Nurse mentors can pave the way to high-level nursing practice and empowered leadership, and they can be central to our overall professional success and personal fulfillment. We each have the innate freedom to serve as, and seek out, mentors when life allows for such a relationship to manifest.
Your mentor awaits
Mentors in nursing and healthcare come in many forms. Your mentor may be a stellar seasoned nurse whom you quietly emulate. Or your employer may assign a senior nurse to serve as an organizationally sanctioned mentor.

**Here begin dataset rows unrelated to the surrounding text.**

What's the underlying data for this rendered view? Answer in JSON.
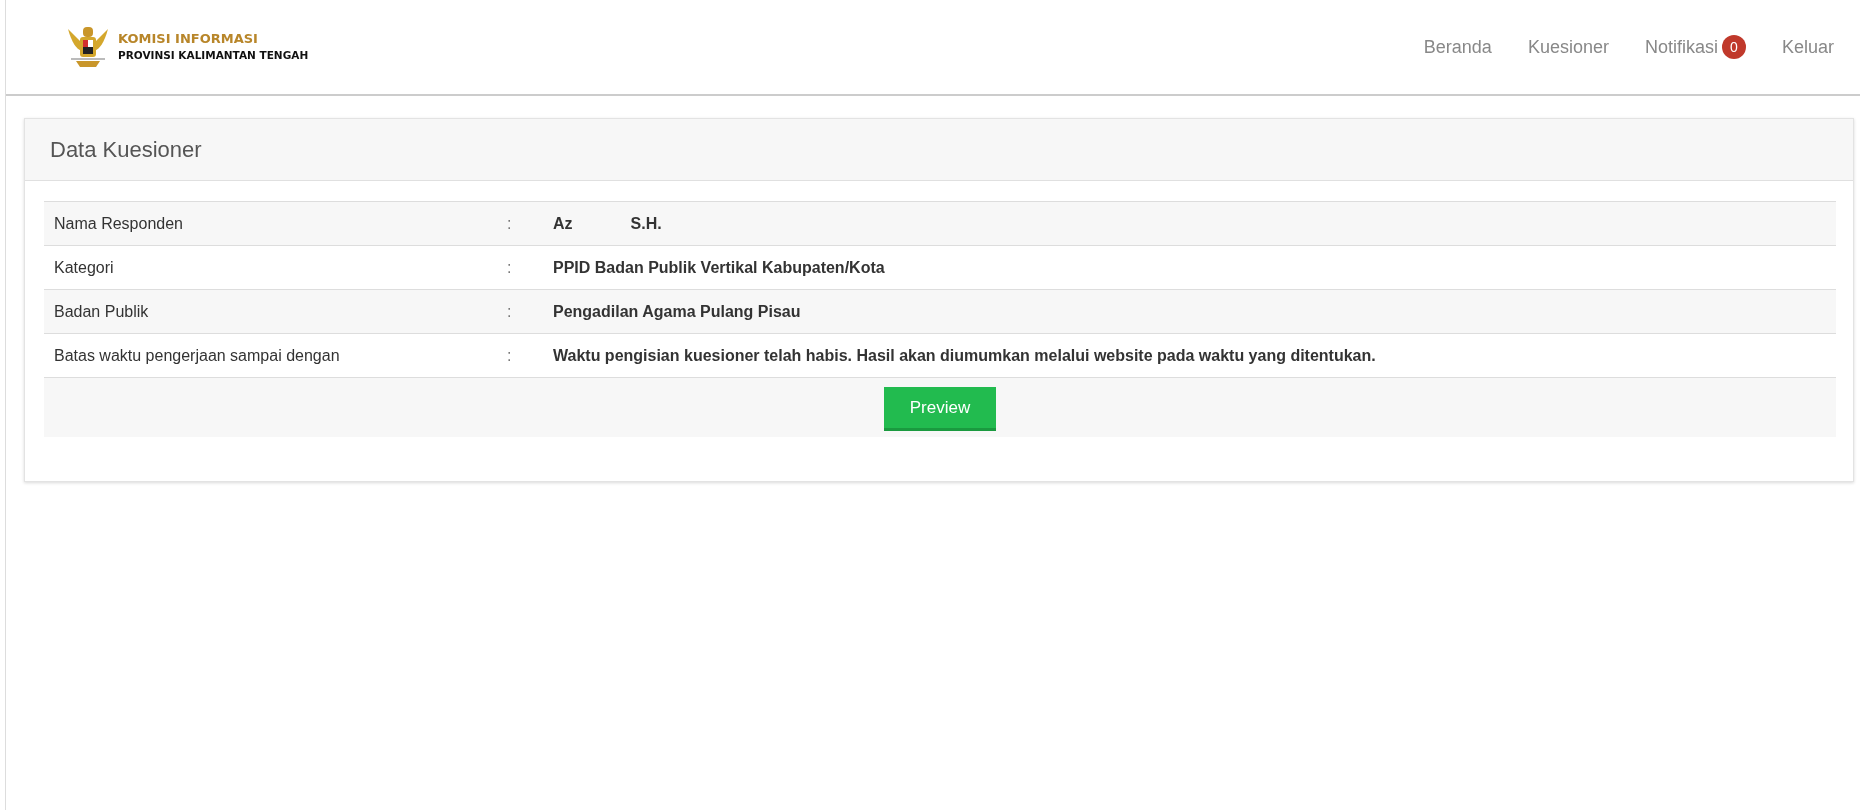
{
  "brand": {
    "line_1": "KOMISI INFORMASI",
    "line_2": "PROVINSI KALIMANTAN TENGAH"
  },
  "nav": [
    {
      "label": "Beranda"
    },
    {
      "label": "Kuesioner"
    },
    {
      "label": "Notifikasi",
      "badge": "0"
    },
    {
      "label": "Keluar"
    }
  ],
  "card": {
    "title": "Data Kuesioner",
    "rows": [
      {
        "label": "Nama Responden",
        "separator": ":",
        "value_parts": [
          "Az",
          "S.H."
        ]
      },
      {
        "label": "Kategori",
        "separator": ":",
        "value_parts": [
          "PPID Badan Publik Vertikal Kabupaten/Kota"
        ]
      },
      {
        "label": "Badan Publik",
        "separator": ":",
        "value_parts": [
          "Pengadilan Agama Pulang Pisau"
        ]
      },
      {
        "label": "Batas waktu pengerjaan sampai dengan",
        "separator": ":",
        "value_parts": [
          "Waktu pengisian kuesioner telah habis. Hasil akan diumumkan melalui website pada waktu yang ditentukan."
        ]
      }
    ],
    "button": "Preview"
  }
}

We must acknowledge that the person who serves as your mentor may have nothing to do with nursing whatsoever. A sponsor in a 12-step program or a wise older family member can indeed fulfill this role. Then again, your mentor may be a physician, a surgeon or perhaps a particularly courageous and articulate patient who changes the way you approach illness, suffering or death.
We can actively seek out a mentor, be assigned a mentor or discover one by happenstance and providence. For those lucky enough to be involved in a meaningful mentoring relationship, lives and careers may be permanently altered in the process.
The mentor's traits
A mentor must in essence have something to teach the mentee. In this regard, we can easily imagine a seasoned nurse mentoring a less experienced nurse. This is the mentoring dynamic that readily comes to mind.
However, the teacher/learner and mentor/mentee dynamic can sometimes be turned on its head in ways we might not expect. (For example, a child with terminal cancer may have something quite profound to impart to a nurse who is willing to perceive the lessons therein.)
No matter the above factors in terms of the nature of the mentor/mentee relationship, some traits of the most effective mentors include:
- Excellent communication skills
- A highly observant nature
- Emotional intelligence
- Relational intelligence
- The ability to adjust teaching methods to the learner's natural preferred learning style (this is central to the learning of hard clinical skills)
- The knack of simultaneously seeing the big picture and the minor details
- An inspiring and supportive personality and style
Connecting mentors and mentees
Organizations can choose to create effective mentoring programs with the goal of pairing employees in a manner that strengthens relationships and cross-pollinates areas of expertise. Poorly planned mentoring programs can often be another group of tasks and checklists for nurses to complete before moving on. However, truly effective mentoring programs offer so much more.
In the absence of an official mentoring program, a nurse seeking a mentor can himself or herself request an esteemed colleague to assume that role. If such a relationship is formed, setting goals and verbalizing expectations is still important, despite the lack of organizational support or built-in structure.
As stated earlier, a nurse may simply quietly observe an admired colleague as a silent mentee and seek to emulate his or her behavior. However, that same nurse can summon the courage to request that the more experienced colleague engage with them as a true mentor. In the end, the nature of the relationship is secondary to the desired outcome.
Seek and you shall find
Not everyone needs a mentor, and not everyone can serve in such a capacity. However, for those who enjoy this type of rich relationship based on learning, sharing and support, there is much gold to mine.
For the willing mentee, a world of opportunity and personal and professional growth can result from an effective and powerful mentor/mentee relationship. And for those doing such important work in the world, the sky's the limit when it comes to the wonderful learning that can result.